Install the angular-cli package globally.

$ npm install -g angular-cli

Spin up a new Angular 2 project using ng new.

$ ng new dream-cars

Since for my Angular/Rails projects I always keep my Angular code in client, let’s rename dream-cars to client.

$ mv dream-cars client
$ cd client
$ rm -rf .git

We can run ng serve to start a server on port 4200.

$ ng serve

If you navigate to http://localhost:4200, you should see a message that says, “dream-cars works!”

Adding the Car component

Generate the car component.

$ ng generate route car

Modify your src/app/dream-cars.component.html to look like this. What we’re doing here, of course, is adding some navigation links.

<h1>{{title}}</h1>

<nav>
  <ul>
    <li><a [routerLink]="['/']">Home</a></li>
    <li><a [routerLink]="['/car']">Cars</a></li>
  </ul>
</nav>

<router-outlet></router-outlet>

If you go to your browser and click on the “Cars” link, you should see “car works!”.

Pulling in some data from the server

I already have migrations and seed data set up for you in the Rails project. All you have to do is run rake db:setup and start the rails server.

$ rake db:setup
$ rails server

If you navigate to http://localhost:3000/api/cars.json, you should see some data.

Modify src/app/+car/car.component.ts to look like this.

import { Component, OnInit } from '@angular/core';
import { Http, HTTP_PROVIDERS } from '@angular/http';

@Component({
  moduleId: module.id,
  selector: 'app-car',
  templateUrl: 'car.component.html',
  styleUrls: ['car.component.css']
})
export class CarComponent implements OnInit {
  cars: any;

  constructor(public http: Http) {}

  ngOnInit() {
    this.http.get('/api/cars.json')
      .subscribe(response => this.cars = response.json());
  }

}

Notice the cars: any part. That’s probably not the way that should be done. Frankly, I don’t know the right way to do that yet. I’m learning too.

In order for Http to work, you’ll have to add it to your application’s bootstrap in src/main.ts.

import { bootstrap } from '@angular/platform-browser-dynamic';
import { enableProdMode } from '@angular/core';
import { DreamCarsAppComponent, environment } from './app/';
import { Http, HTTP_PROVIDERS } from '@angular/http';

if (environment.production) {
  enableProdMode();
}

bootstrap(DreamCarsAppComponent, [HTTP_PROVIDERS]);

If you now navigate to http://localhost:4200/car, you’ll get an error. This is because our HTTP request is trying to go to http://localhost:4200/api/cars.json, which doesn’t exist. We need http://localhost:3000/api/cars.json.

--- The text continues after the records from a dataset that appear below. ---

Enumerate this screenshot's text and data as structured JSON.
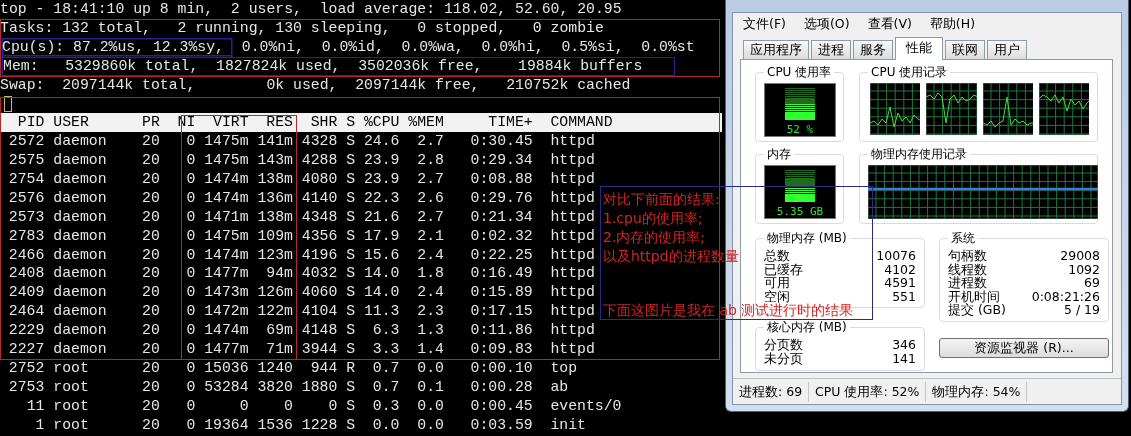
{
  "terminal": {
    "summary_lines": [
      "top - 18:41:10 up 8 min,  2 users,  load average: 118.02, 52.60, 20.95",
      "Tasks: 132 total,   2 running, 130 sleeping,   0 stopped,   0 zombie",
      "Cpu(s): 87.2%us, 12.3%sy,  0.0%ni,  0.0%id,  0.0%wa,  0.0%hi,  0.5%si,  0.0%st",
      "Mem:   5329860k total,  1827824k used,  3502036k free,    19884k buffers",
      "Swap:  2097144k total,        0k used,  2097144k free,   210752k cached"
    ],
    "process_table": {
      "columns": [
        "PID",
        "USER",
        "PR",
        "NI",
        "VIRT",
        "RES",
        "SHR",
        "S",
        "%CPU",
        "%MEM",
        "TIME+",
        "COMMAND"
      ],
      "rows": [
        [
          "2572",
          "daemon",
          "20",
          "0",
          "1475m",
          "141m",
          "4328",
          "S",
          "24.6",
          "2.7",
          "0:30.45",
          "httpd"
        ],
        [
          "2575",
          "daemon",
          "20",
          "0",
          "1475m",
          "143m",
          "4288",
          "S",
          "23.9",
          "2.8",
          "0:29.34",
          "httpd"
        ],
        [
          "2754",
          "daemon",
          "20",
          "0",
          "1474m",
          "138m",
          "4080",
          "S",
          "23.9",
          "2.7",
          "0:08.88",
          "httpd"
        ],
        [
          "2576",
          "daemon",
          "20",
          "0",
          "1474m",
          "136m",
          "4140",
          "S",
          "22.3",
          "2.6",
          "0:29.76",
          "httpd"
        ],
        [
          "2573",
          "daemon",
          "20",
          "0",
          "1471m",
          "138m",
          "4348",
          "S",
          "21.6",
          "2.7",
          "0:21.34",
          "httpd"
        ],
        [
          "2783",
          "daemon",
          "20",
          "0",
          "1475m",
          "109m",
          "4356",
          "S",
          "17.9",
          "2.1",
          "0:02.32",
          "httpd"
        ],
        [
          "2466",
          "daemon",
          "20",
          "0",
          "1474m",
          "123m",
          "4196",
          "S",
          "15.6",
          "2.4",
          "0:22.25",
          "httpd"
        ],
        [
          "2408",
          "daemon",
          "20",
          "0",
          "1477m",
          "94m",
          "4032",
          "S",
          "14.0",
          "1.8",
          "0:16.49",
          "httpd"
        ],
        [
          "2409",
          "daemon",
          "20",
          "0",
          "1473m",
          "126m",
          "4060",
          "S",
          "14.0",
          "2.4",
          "0:15.89",
          "httpd"
        ],
        [
          "2464",
          "daemon",
          "20",
          "0",
          "1472m",
          "122m",
          "4104",
          "S",
          "11.3",
          "2.3",
          "0:17.15",
          "httpd"
        ],
        [
          "2229",
          "daemon",
          "20",
          "0",
          "1474m",
          "69m",
          "4148",
          "S",
          "6.3",
          "1.3",
          "0:11.86",
          "httpd"
        ],
        [
          "2227",
          "daemon",
          "20",
          "0",
          "1477m",
          "71m",
          "3944",
          "S",
          "3.3",
          "1.4",
          "0:09.83",
          "httpd"
        ],
        [
          "2752",
          "root",
          "20",
          "0",
          "15036",
          "1240",
          "944",
          "R",
          "0.7",
          "0.0",
          "0:00.10",
          "top"
        ],
        [
          "2753",
          "root",
          "20",
          "0",
          "53284",
          "3820",
          "1880",
          "S",
          "0.7",
          "0.1",
          "0:00.28",
          "ab"
        ],
        [
          "11",
          "root",
          "20",
          "0",
          "0",
          "0",
          "0",
          "S",
          "0.3",
          "0.0",
          "0:00.45",
          "events/0"
        ],
        [
          "1",
          "root",
          "20",
          "0",
          "19364",
          "1536",
          "1228",
          "S",
          "0.0",
          "0.0",
          "0:03.59",
          "init"
        ]
      ]
    }
  },
  "annotation": {
    "lines": [
      "对比下前面的结果:",
      "1.cpu的使用率;",
      "2.内存的使用率;",
      "以及httpd的进程数量",
      "下面这图片是我在 ab 测试进行时的结果"
    ]
  },
  "task_manager": {
    "menu": [
      "文件(F)",
      "选项(O)",
      "查看(V)",
      "帮助(H)"
    ],
    "tabs": [
      {
        "label": "应用程序",
        "selected": false
      },
      {
        "label": "进程",
        "selected": false
      },
      {
        "label": "服务",
        "selected": false
      },
      {
        "label": "性能",
        "selected": true
      },
      {
        "label": "联网",
        "selected": false
      },
      {
        "label": "用户",
        "selected": false
      }
    ],
    "cpu_usage": {
      "title": "CPU 使用率",
      "reading": "52 %",
      "level": 0.52
    },
    "cpu_history": {
      "title": "CPU 使用记录"
    },
    "memory": {
      "title": "内存",
      "reading": "5.35 GB",
      "level": 0.53
    },
    "memory_history": {
      "title": "物理内存使用记录"
    },
    "physical_memory": {
      "title": "物理内存 (MB)",
      "rows": [
        {
          "label": "总数",
          "value": "10076"
        },
        {
          "label": "已缓存",
          "value": "4102"
        },
        {
          "label": "可用",
          "value": "4591"
        },
        {
          "label": "空闲",
          "value": "551"
        }
      ]
    },
    "kernel_memory": {
      "title": "核心内存 (MB)",
      "rows": [
        {
          "label": "分页数",
          "value": "346"
        },
        {
          "label": "未分页",
          "value": "141"
        }
      ]
    },
    "system": {
      "title": "系统",
      "rows": [
        {
          "label": "句柄数",
          "value": "29008"
        },
        {
          "label": "线程数",
          "value": "1092"
        },
        {
          "label": "进程数",
          "value": "69"
        },
        {
          "label": "开机时间",
          "value": "0:08:21:26"
        },
        {
          "label": "提交 (GB)",
          "value": "5 / 19"
        }
      ]
    },
    "resource_monitor_button": "资源监视器 (R)...",
    "status_bar": [
      "进程数: 69",
      "CPU 使用率: 52%",
      "物理内存: 54%"
    ]
  }
}
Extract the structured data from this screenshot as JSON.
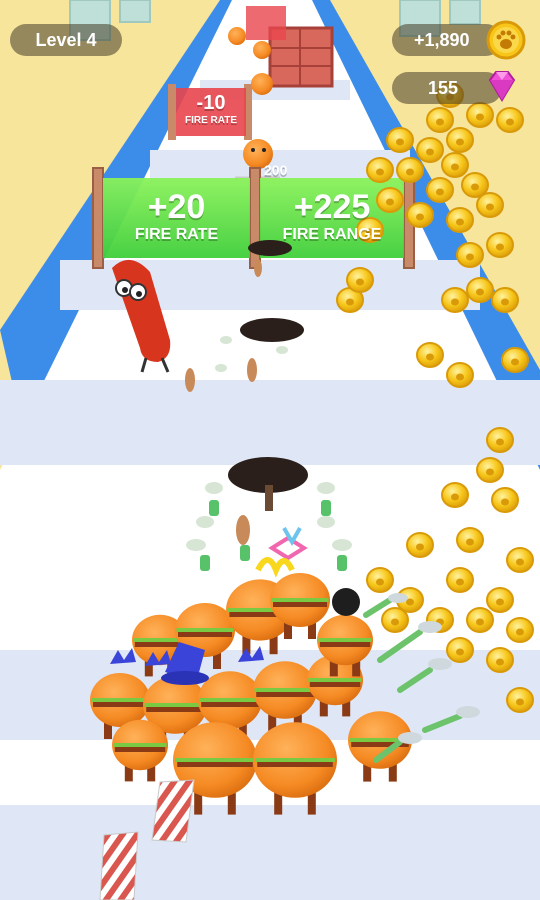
{
  "hud": {
    "level_label": "Level 4",
    "coins": "+1,890",
    "coin_icon": "paw-coin-icon",
    "gems": "155",
    "gem_icon": "pink-gem-icon"
  },
  "gates": {
    "far_gate": {
      "value": "-10",
      "label": "FIRE RATE"
    },
    "left_gate": {
      "value": "+20",
      "label": "FIRE RATE"
    },
    "right_gate": {
      "value": "+225",
      "label": "FIRE RANGE"
    }
  },
  "enemy_hp": "200",
  "colors": {
    "sky": "#f7e59b",
    "track_white": "#ffffff",
    "track_stripe": "#dfe7f6",
    "rail_blue": "#3c8dea",
    "gate_green": "#5de14a",
    "gate_red": "#e8454d",
    "coin_gold": "#f7c619",
    "burger_orange": "#f58a23"
  }
}
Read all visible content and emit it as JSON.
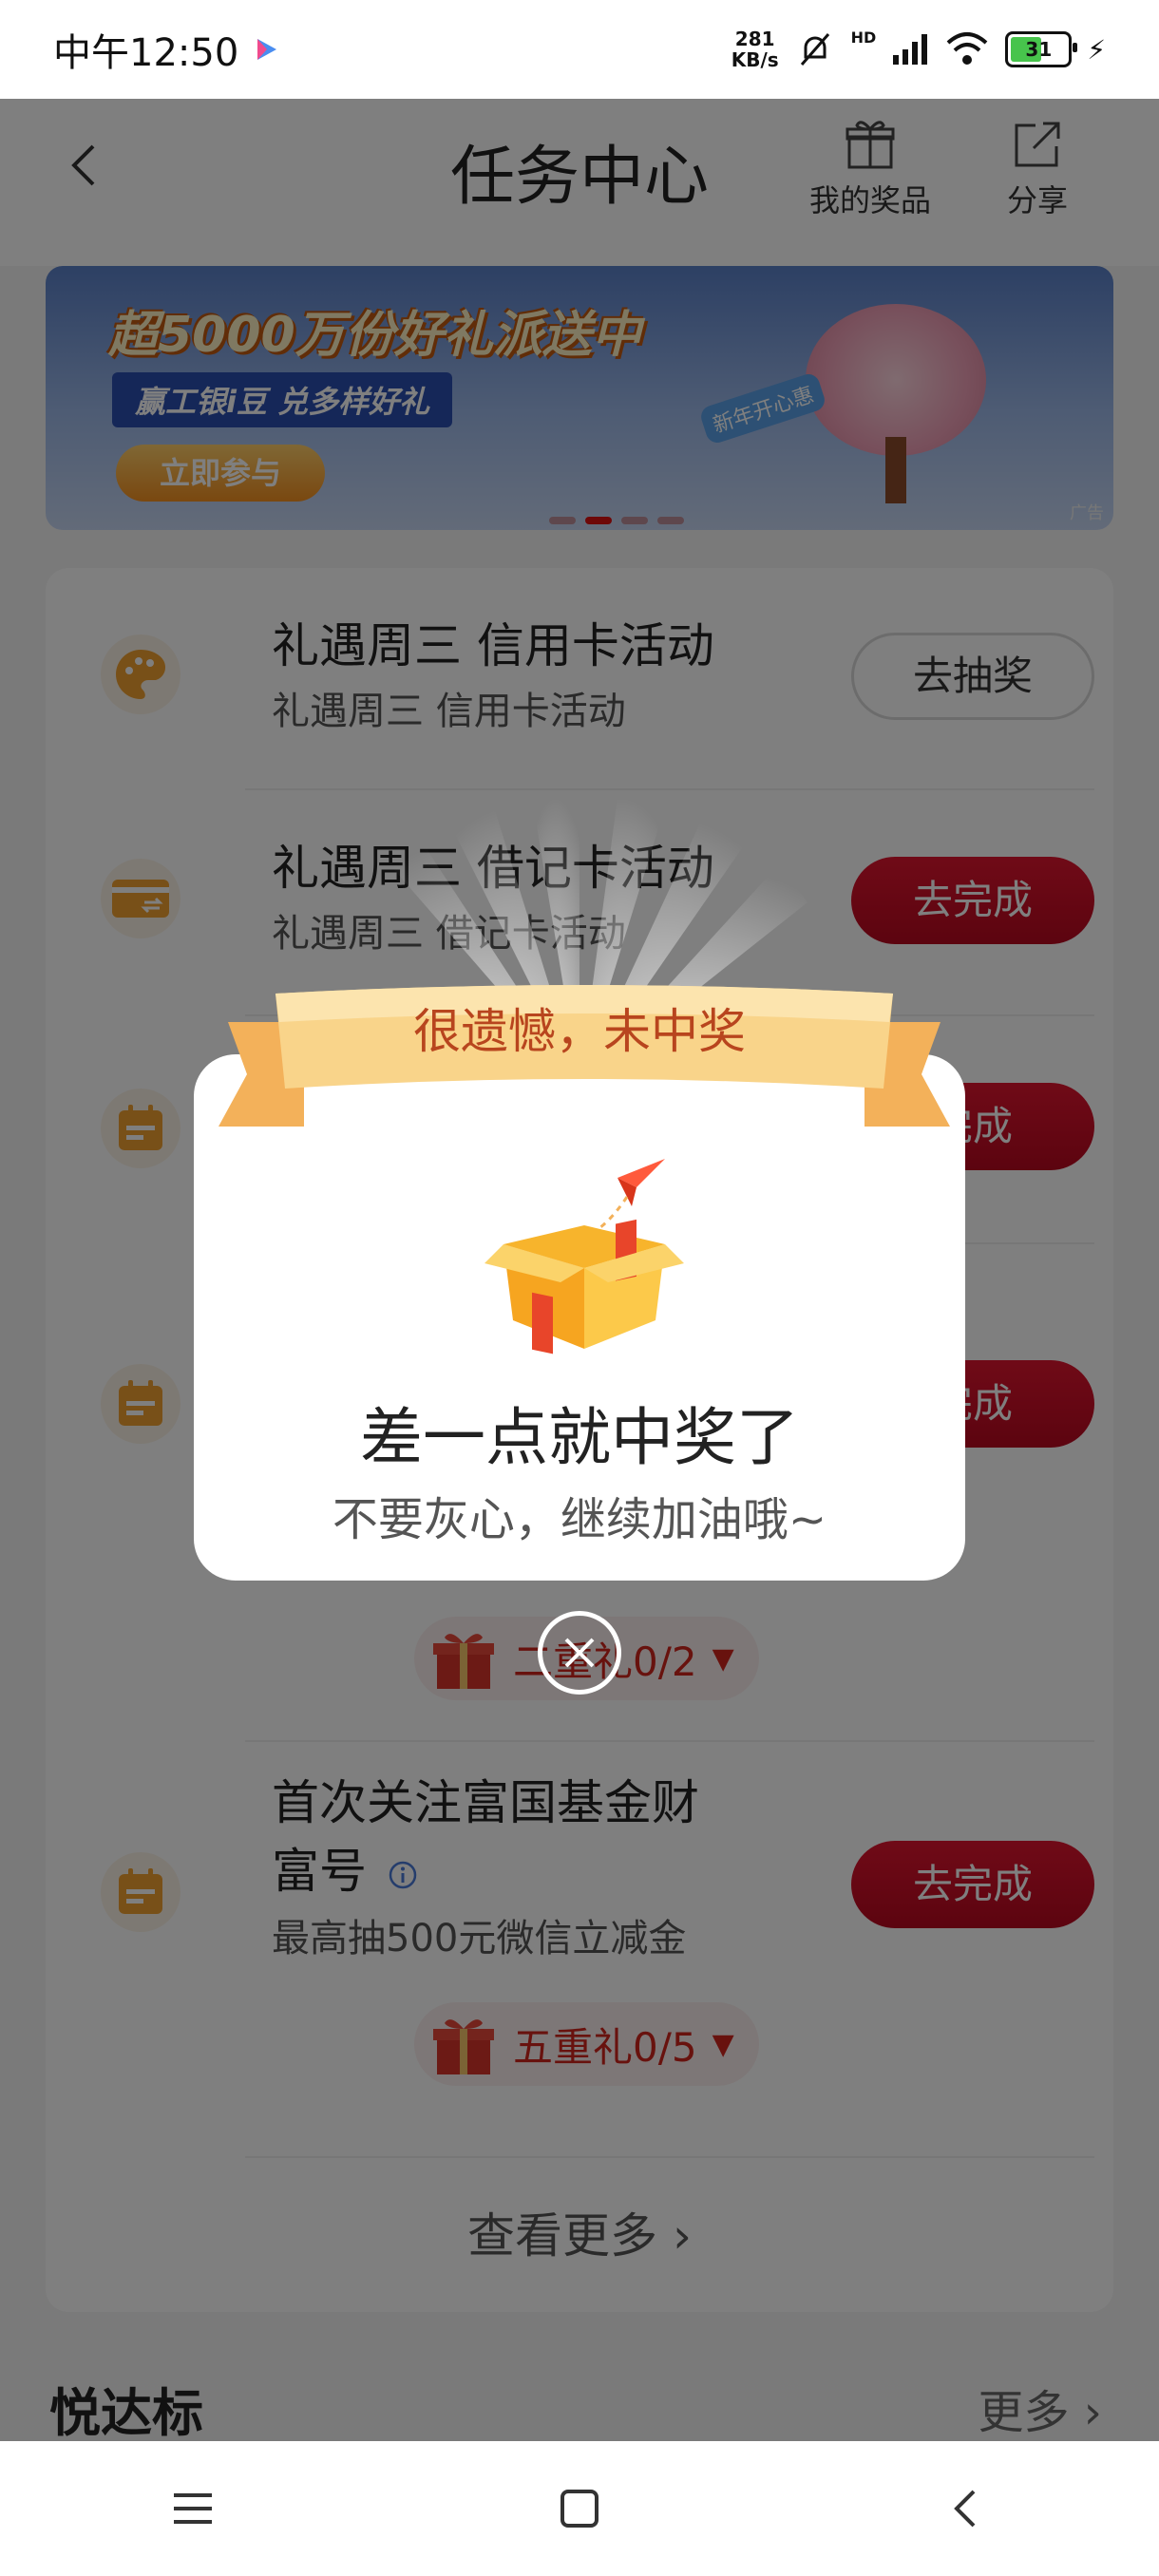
{
  "status_bar": {
    "time": "中午12:50",
    "net_speed_value": "281",
    "net_speed_unit": "KB/s",
    "signal_label": "HD",
    "battery": "31"
  },
  "header": {
    "title": "任务中心",
    "prizes_label": "我的奖品",
    "share_label": "分享"
  },
  "banner": {
    "headline": "超5000万份好礼派送中",
    "subline": "赢工银i豆 兑多样好礼",
    "cta": "立即参与",
    "tag": "新年开心惠",
    "ad_label": "广告"
  },
  "tasks": [
    {
      "title": "礼遇周三 信用卡活动",
      "subtitle": "礼遇周三 信用卡活动",
      "button": "去抽奖"
    },
    {
      "title": "礼遇周三 借记卡活动",
      "subtitle": "礼遇周三 借记卡活动",
      "button": "去完成"
    },
    {
      "button": "完成"
    },
    {
      "button": "完成",
      "gift_label": "二重礼0/2"
    },
    {
      "title_line1": "首次关注富国基金财",
      "title_line2": "富号",
      "subtitle": "最高抽500元微信立减金",
      "button": "去完成",
      "gift_label": "五重礼0/5"
    }
  ],
  "see_more": "查看更多",
  "section": {
    "title": "悦达标",
    "more": "更多"
  },
  "dialog": {
    "ribbon": "很遗憾，未中奖",
    "title": "差一点就中奖了",
    "subtitle": "不要灰心，继续加油哦~"
  },
  "colors": {
    "accent_red": "#c8102e",
    "ribbon": "#f7c66a",
    "icon_orange": "#f0a030"
  }
}
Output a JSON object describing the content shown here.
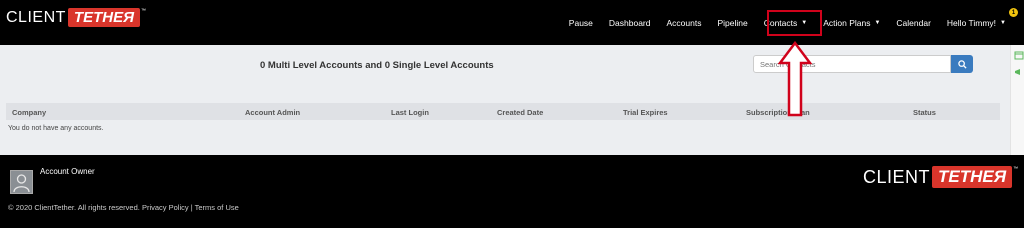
{
  "brand": {
    "client": "CLIENT",
    "tether": "TETHEЯ",
    "tm": "™"
  },
  "nav": {
    "items": [
      "Pause",
      "Dashboard",
      "Accounts",
      "Pipeline",
      "Contacts",
      "Action Plans",
      "Calendar",
      "Hello Timmy!"
    ],
    "notification_count": "1"
  },
  "main": {
    "heading": "0 Multi Level Accounts and 0 Single Level Accounts",
    "search_placeholder": "Search Contacts",
    "columns": [
      "Company",
      "Account Admin",
      "Last Login",
      "Created Date",
      "Trial Expires",
      "Subscription Plan",
      "Status"
    ],
    "empty_message": "You do not have any accounts."
  },
  "footer": {
    "owner_label": "Account Owner",
    "copyright": "© 2020 ClientTether. All rights reserved.",
    "privacy": "Privacy Policy",
    "separator": "|",
    "terms": "Terms of Use"
  },
  "colors": {
    "brand_red": "#d9352b",
    "highlight_red": "#d0021b",
    "button_blue": "#3a7bbf"
  },
  "icons": [
    "search-icon",
    "user-icon",
    "up-arrow-annotation",
    "caret-down-icon"
  ]
}
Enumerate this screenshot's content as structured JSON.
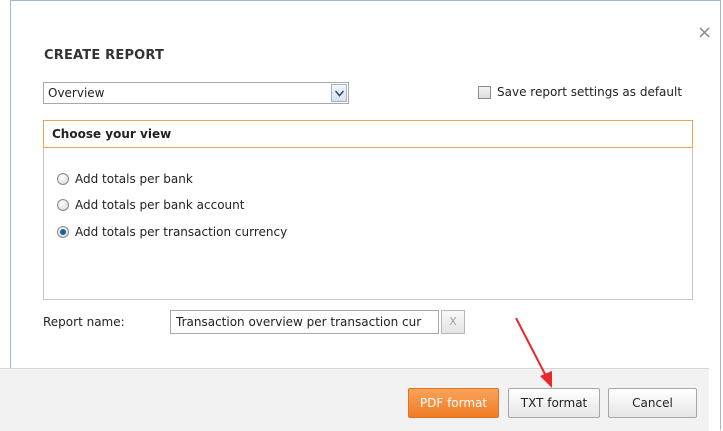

To make our Angular server on port 4200 talk to our Rails server on port 3000, we can use a proxy. Kill your Angular server process and run this instead:

$ ng serve --proxy http://localhost:3000

This tells the server to route all XHR requests to port 3000. If you refresh the browser, you should no longer see the error.

There’s another problem, though. If you look at the log output for both the Angular server and the Rails server, you’ll see some wacky errors flying across the screen. This has to do with source map files not being included in /dist. You can fix the problem by modifying angular-cli-build.js in the following way.

/* global require, module */

var Angular2App = require('angular-cli/lib/broccoli/angular2-app');

module.exports = function(defaults) {
  return new Angular2App(defaults, {
    vendorNpmFiles: [
      'systemjs/dist/system-polyfills.js',
      'systemjs/dist/system.src.js',
      'zone.js/dist/*.{js,js.map}',
      'es6-shim/es6-shim.js',
      'reflect-metadata/*.{js,js.map}',
      'rxjs/**/*.{js,js.map}',
      '@angular/**/*.{js,js.map}'
    ]
  });
};

With that out of the way, let’s edit our src/app/+car/car.component.html to allow our car data to be shown.

<ul>
  <li *ngFor="let car of cars">
    {{ car.year }}
    {{ car.make }}
    {{ car.model }}
  </li>
</ul>

<car-form></car-form>

If you navigate to http://localhost:4200/car, you should now see something like the following, with a list of cars.

dream cars

There’s a lot I’ve skipped in this tutorial. There are probably some things I’ve done improperly. This is meant to be a quick and dirty intro to Angular CLI so you can get a real full-stack application functioning so you can start tinkering and making progress with Angular 2.